L’Afrique du Sud est le premier producteur au monde de chrome, de manganèse, et contrôle les trois-quarts de la production de platine. Pour ces secteurs, le confinement a donc eu des répercussions sur l’offre mondiale, certaines compagnies, comme Sibanye ou Impala pour le platine, ont même dû appliquer ce que l’on appelle la clause de « force majeure », cela signifie qu’elles n’ont pas à honorer leur contrat à cause de circonstance exceptionnelles, ici une pandémie mondiale.

Et même si les mesures contre le coronavirus sont aujourd’hui allégées, il faut du temps aux mines pour se remettre en route, tout en respectant les limitations sur leurs capacités imposées par le gouvernement sud-africain. De plus, les tribunaux ont donné raison à l’un des principaux syndicats de mineurs qui réclame davantage de mesures d’hygiènes pour les travailleurs.

L’offre de ces métaux s’est donc réduite, même s’il faudra attendre quelques mois pour avoir une idée plus précise de la baisse de la production. La compagnie Merafe par exemple, a enregistré une diminution de plus de 3% de sa production de chrome au premier trimestre, et s’attend à de plus mauvais résultats pour le deuxième trimestre.
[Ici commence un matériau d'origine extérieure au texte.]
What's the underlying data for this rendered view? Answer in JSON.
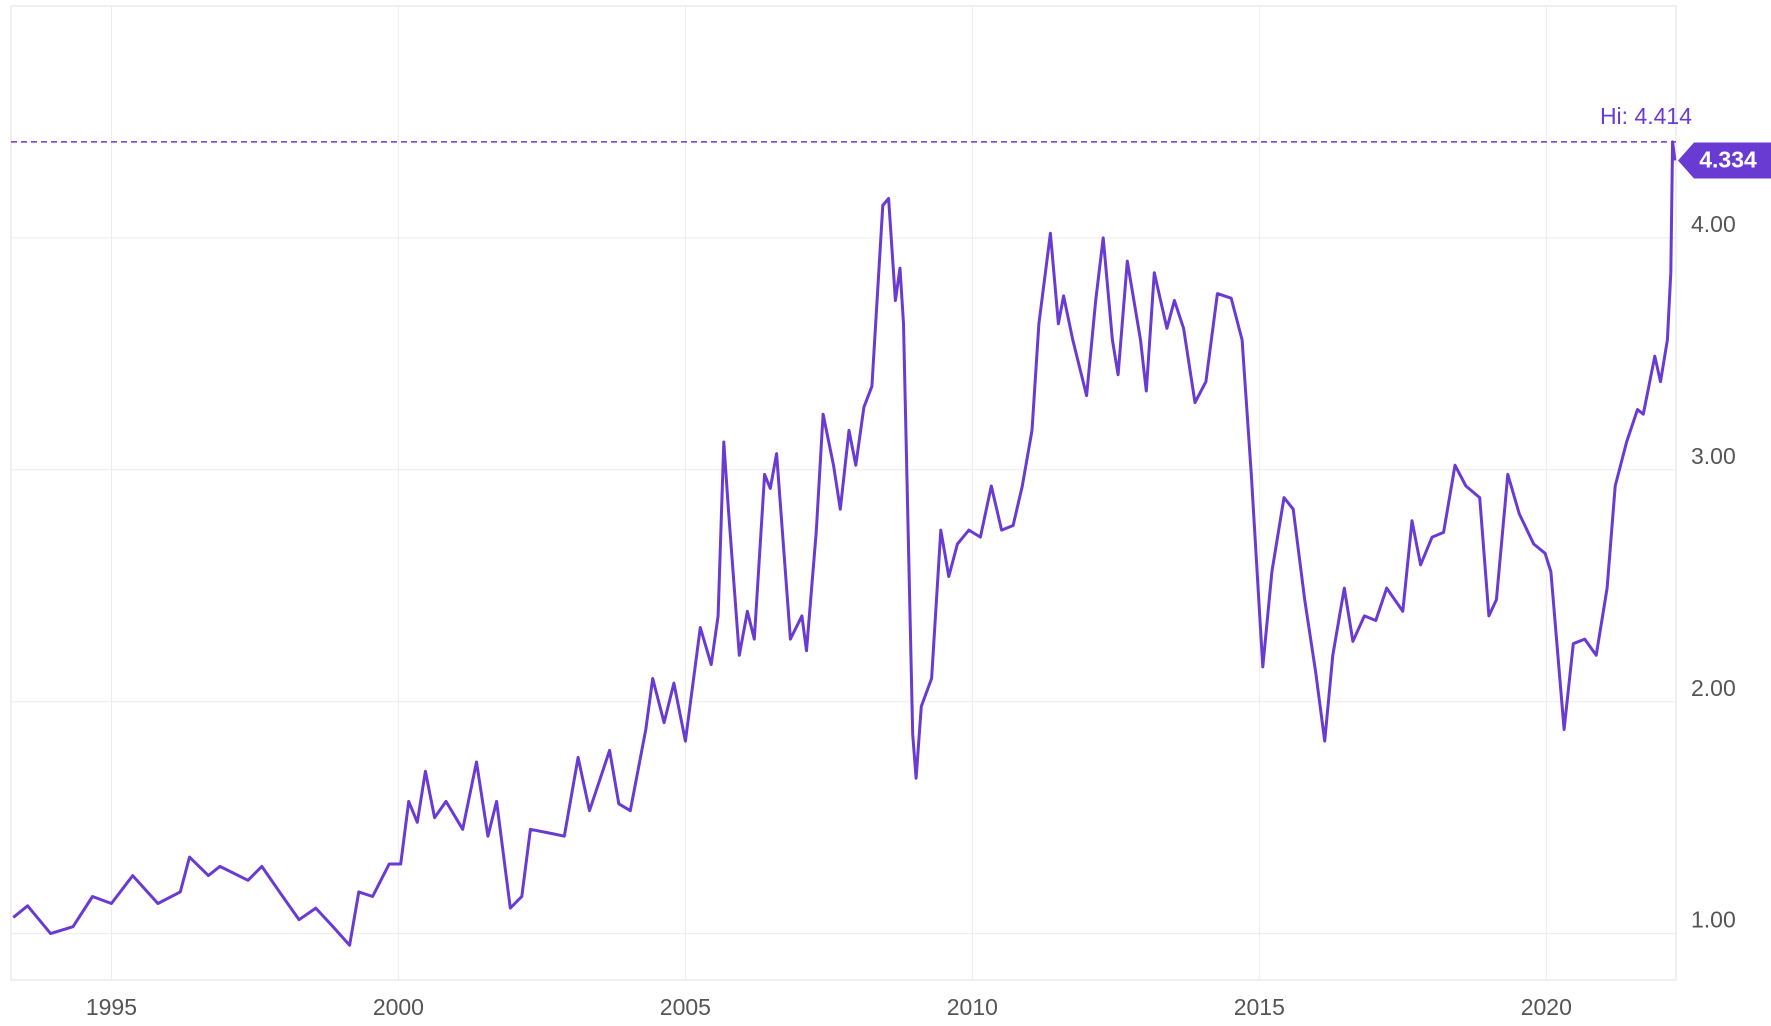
{
  "chart_data": {
    "type": "line",
    "color": "#6a3bd2",
    "x": [
      1993.29,
      1993.54,
      1993.94,
      1994.33,
      1994.67,
      1995.0,
      1995.37,
      1995.81,
      1996.2,
      1996.36,
      1996.69,
      1996.89,
      1997.38,
      1997.62,
      1998.07,
      1998.27,
      1998.56,
      1998.86,
      1999.15,
      1999.31,
      1999.55,
      1999.84,
      2000.04,
      2000.18,
      2000.33,
      2000.47,
      2000.63,
      2000.83,
      2001.12,
      2001.36,
      2001.56,
      2001.71,
      2001.95,
      2002.15,
      2002.3,
      2002.7,
      2002.89,
      2003.13,
      2003.33,
      2003.68,
      2003.84,
      2004.04,
      2004.31,
      2004.43,
      2004.63,
      2004.8,
      2005.0,
      2005.26,
      2005.45,
      2005.57,
      2005.67,
      2005.75,
      2005.94,
      2006.08,
      2006.2,
      2006.38,
      2006.48,
      2006.59,
      2006.83,
      2007.03,
      2007.11,
      2007.28,
      2007.4,
      2007.58,
      2007.7,
      2007.85,
      2007.97,
      2008.11,
      2008.25,
      2008.44,
      2008.54,
      2008.66,
      2008.74,
      2008.8,
      2008.96,
      2009.02,
      2009.11,
      2009.29,
      2009.45,
      2009.59,
      2009.74,
      2009.94,
      2010.14,
      2010.33,
      2010.51,
      2010.71,
      2010.87,
      2011.04,
      2011.16,
      2011.36,
      2011.5,
      2011.59,
      2011.75,
      2011.99,
      2012.15,
      2012.28,
      2012.44,
      2012.54,
      2012.7,
      2012.93,
      2013.03,
      2013.17,
      2013.39,
      2013.52,
      2013.68,
      2013.88,
      2014.07,
      2014.27,
      2014.51,
      2014.7,
      2014.86,
      2015.06,
      2015.22,
      2015.43,
      2015.59,
      2015.79,
      2015.98,
      2016.14,
      2016.28,
      2016.48,
      2016.63,
      2016.83,
      2017.03,
      2017.22,
      2017.5,
      2017.66,
      2017.81,
      2018.01,
      2018.21,
      2018.41,
      2018.6,
      2018.84,
      2019.0,
      2019.13,
      2019.33,
      2019.53,
      2019.78,
      2019.98,
      2020.08,
      2020.31,
      2020.47,
      2020.67,
      2020.87,
      2021.06,
      2021.2,
      2021.4,
      2021.59,
      2021.69,
      2021.89,
      2021.99,
      2022.11,
      2022.17,
      2022.2,
      2022.24
    ],
    "values": [
      1.07,
      1.12,
      1.0,
      1.03,
      1.16,
      1.13,
      1.25,
      1.13,
      1.18,
      1.33,
      1.25,
      1.29,
      1.23,
      1.29,
      1.13,
      1.06,
      1.11,
      1.03,
      0.95,
      1.18,
      1.16,
      1.3,
      1.3,
      1.57,
      1.48,
      1.7,
      1.5,
      1.57,
      1.45,
      1.74,
      1.42,
      1.57,
      1.11,
      1.16,
      1.45,
      1.43,
      1.42,
      1.76,
      1.53,
      1.79,
      1.56,
      1.53,
      1.88,
      2.1,
      1.91,
      2.08,
      1.83,
      2.32,
      2.16,
      2.37,
      3.12,
      2.83,
      2.2,
      2.39,
      2.27,
      2.98,
      2.92,
      3.07,
      2.27,
      2.37,
      2.22,
      2.73,
      3.24,
      3.02,
      2.83,
      3.17,
      3.02,
      3.27,
      3.36,
      4.14,
      4.17,
      3.73,
      3.87,
      3.63,
      1.86,
      1.67,
      1.98,
      2.1,
      2.74,
      2.54,
      2.68,
      2.74,
      2.71,
      2.93,
      2.74,
      2.76,
      2.93,
      3.17,
      3.63,
      4.02,
      3.63,
      3.75,
      3.56,
      3.32,
      3.73,
      4.0,
      3.56,
      3.41,
      3.9,
      3.56,
      3.34,
      3.85,
      3.61,
      3.73,
      3.61,
      3.29,
      3.38,
      3.76,
      3.74,
      3.56,
      2.98,
      2.15,
      2.56,
      2.88,
      2.83,
      2.44,
      2.13,
      1.83,
      2.2,
      2.49,
      2.26,
      2.37,
      2.35,
      2.49,
      2.39,
      2.78,
      2.59,
      2.71,
      2.73,
      3.02,
      2.93,
      2.88,
      2.37,
      2.44,
      2.98,
      2.81,
      2.68,
      2.64,
      2.56,
      1.88,
      2.25,
      2.27,
      2.2,
      2.49,
      2.93,
      3.12,
      3.26,
      3.24,
      3.49,
      3.38,
      3.56,
      3.85,
      4.414,
      4.334
    ],
    "xlim": [
      1993.25,
      2022.26
    ],
    "xticks": [
      1995,
      2000,
      2005,
      2010,
      2015,
      2020
    ],
    "ylim": [
      0.8,
      5.0
    ],
    "yticks": [
      {
        "value": 1,
        "label": "1.00"
      },
      {
        "value": 2,
        "label": "2.00"
      },
      {
        "value": 3,
        "label": "3.00"
      },
      {
        "value": 4,
        "label": "4.00"
      }
    ],
    "hi": {
      "value": 4.414,
      "label": "Hi: 4.414"
    },
    "grid": true
  }
}
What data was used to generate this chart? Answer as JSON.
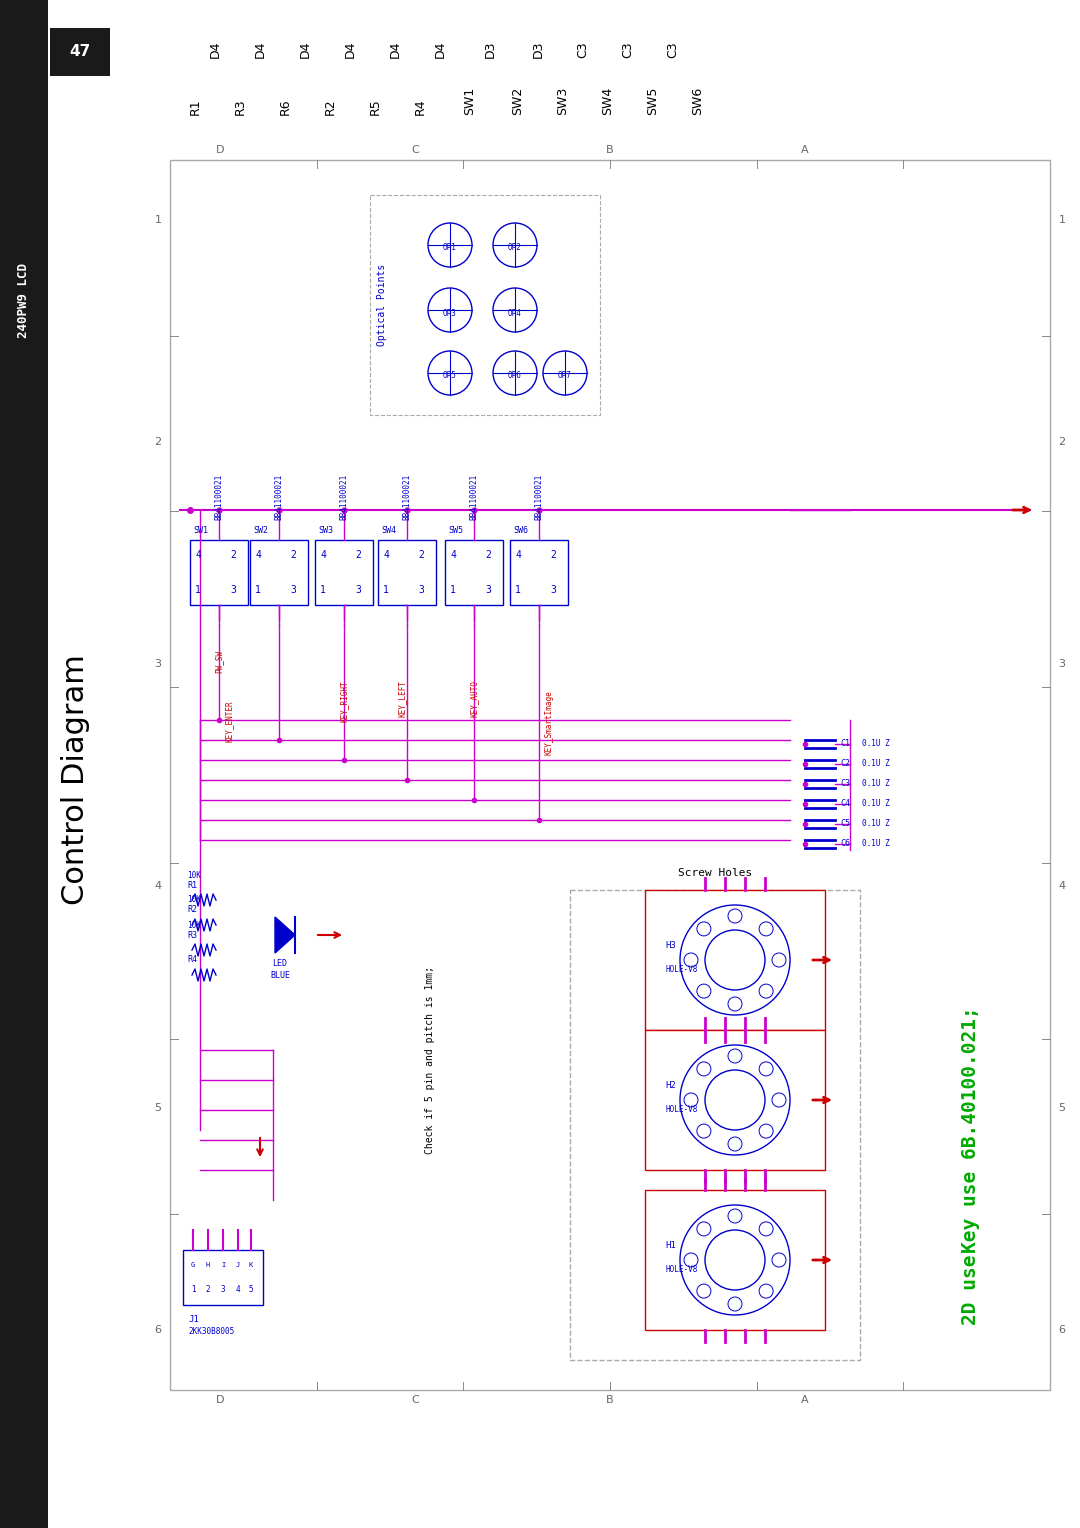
{
  "page_bg": "#ffffff",
  "sidebar_color": "#1a1a1a",
  "sidebar_text_color": "#ffffff",
  "sidebar_label": "240PW9 LCD",
  "page_number": "47",
  "title": "Control Diagram",
  "title_color": "#000000",
  "blue": "#0000cc",
  "magenta": "#cc00cc",
  "dark_red": "#880000",
  "red": "#cc0000",
  "green": "#00aa00",
  "grid_labels_top": [
    "D4",
    "D4",
    "D4",
    "D4",
    "D4",
    "D4",
    "D3",
    "D3",
    "C3",
    "C3",
    "C3"
  ],
  "grid_labels_mid": [
    "R1",
    "R3",
    "R6",
    "R2",
    "R5",
    "R4",
    "SW1",
    "SW2",
    "SW3",
    "SW4",
    "SW5",
    "SW6"
  ],
  "optical_points_label": "Optical Points",
  "key_text_line1": "Key use 6B.40100.021;",
  "key_text_line2": "2D use",
  "screw_holes_label": "Screw Holes",
  "check_text": "Check if 5 pin and pitch is 1mm;"
}
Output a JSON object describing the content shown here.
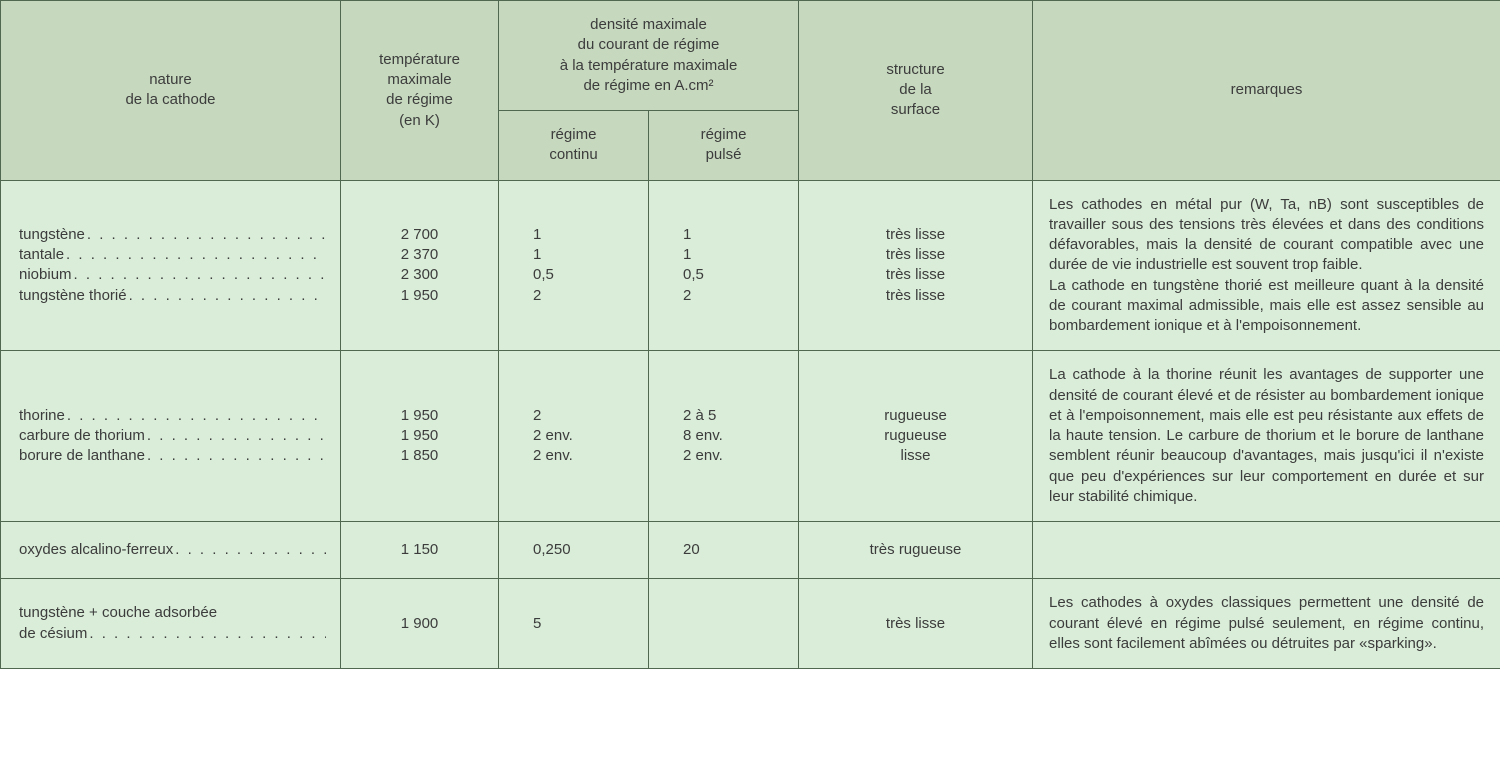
{
  "layout": {
    "widths": {
      "nature": 340,
      "temp": 158,
      "regime_continu": 150,
      "regime_pulse": 150,
      "structure": 234,
      "remarques": 468
    },
    "colors": {
      "header_bg": "#c6d9be",
      "body_bg": "#d9edd8",
      "border": "#506850",
      "text": "#3c3c3c"
    },
    "font_size": 15
  },
  "headers": {
    "nature": "nature\nde la cathode",
    "temp": "température\nmaximale\nde régime\n(en K)",
    "densite_top": "densité maximale\ndu courant de régime\nà la température maximale\nde régime en A.cm²",
    "regime_continu": "régime\ncontinu",
    "regime_pulse": "régime\npulsé",
    "structure": "structure\nde la\nsurface",
    "remarques": "remarques"
  },
  "groups": [
    {
      "rows": [
        {
          "nature": "tungstène",
          "temp": "2 700",
          "rc": "1",
          "rp": "1",
          "struct": "très lisse"
        },
        {
          "nature": "tantale",
          "temp": "2 370",
          "rc": "1",
          "rp": "1",
          "struct": "très lisse"
        },
        {
          "nature": "niobium",
          "temp": "2 300",
          "rc": "0,5",
          "rp": "0,5",
          "struct": "très lisse"
        },
        {
          "nature": "tungstène thorié",
          "temp": "1 950",
          "rc": "2",
          "rp": "2",
          "struct": "très lisse"
        }
      ],
      "remark": "Les cathodes en métal pur (W, Ta, nB) sont susceptibles de travailler sous des tensions très élevées et dans des conditions défavorables, mais la densité de courant compatible avec une durée de vie industrielle est souvent trop faible.\nLa cathode en tungstène thorié est meilleure quant à la densité de courant maximal admissible, mais elle est assez sensible au bombardement ionique et à l'empoisonnement."
    },
    {
      "rows": [
        {
          "nature": "thorine",
          "temp": "1 950",
          "rc": "2",
          "rp": "2 à 5",
          "struct": "rugueuse"
        },
        {
          "nature": "carbure de thorium",
          "temp": "1 950",
          "rc": "2 env.",
          "rp": "8 env.",
          "struct": "rugueuse"
        },
        {
          "nature": "borure de lanthane",
          "temp": "1 850",
          "rc": "2 env.",
          "rp": "2 env.",
          "struct": "lisse"
        }
      ],
      "remark": "La cathode à la thorine réunit les avantages de supporter une densité de courant élevé et de résister au bombardement ionique et à l'empoisonnement, mais elle est peu résistante aux effets de la haute tension. Le carbure de thorium et le borure de lanthane semblent réunir beaucoup d'avantages, mais jusqu'ici il n'existe que peu d'expériences sur leur comportement en durée et sur leur stabilité chimique."
    },
    {
      "rows": [
        {
          "nature": "oxydes alcalino-ferreux",
          "temp": "1 150",
          "rc": "0,250",
          "rp": "20",
          "struct": "très rugueuse"
        }
      ],
      "remark": ""
    },
    {
      "rows": [
        {
          "nature": "tungstène + couche adsorbée de césium",
          "nature2": true,
          "temp": "1 900",
          "rc": "5",
          "rp": "",
          "struct": "très lisse"
        }
      ],
      "remark": "Les cathodes à oxydes classiques permettent une densité de courant élevé en régime pulsé seulement, en régime continu, elles sont facilement abîmées ou détruites par «sparking»."
    }
  ]
}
Pourtant les prix se sont stabilisés, car la demande, en particulier du côté chinois a -elle aussi- été très ralentie par l’épidémie. La crise sévère du secteur automobile a diminué les besoins en platine, utilisé pour réduire les gaz des pots d’échappement des voitures. Même constat du côté d’autres secteurs industriels qui reposent sur la sidérurgie, et l’utilisation de chrome ou de manganèse.

Globalement, les prix de ces minerais produits par l’Afrique du Sud sont en légère progression. L’évolution des cours pourrait permettre de compenser un peu les difficultés du secteur, même si le marché reste encore très incertain.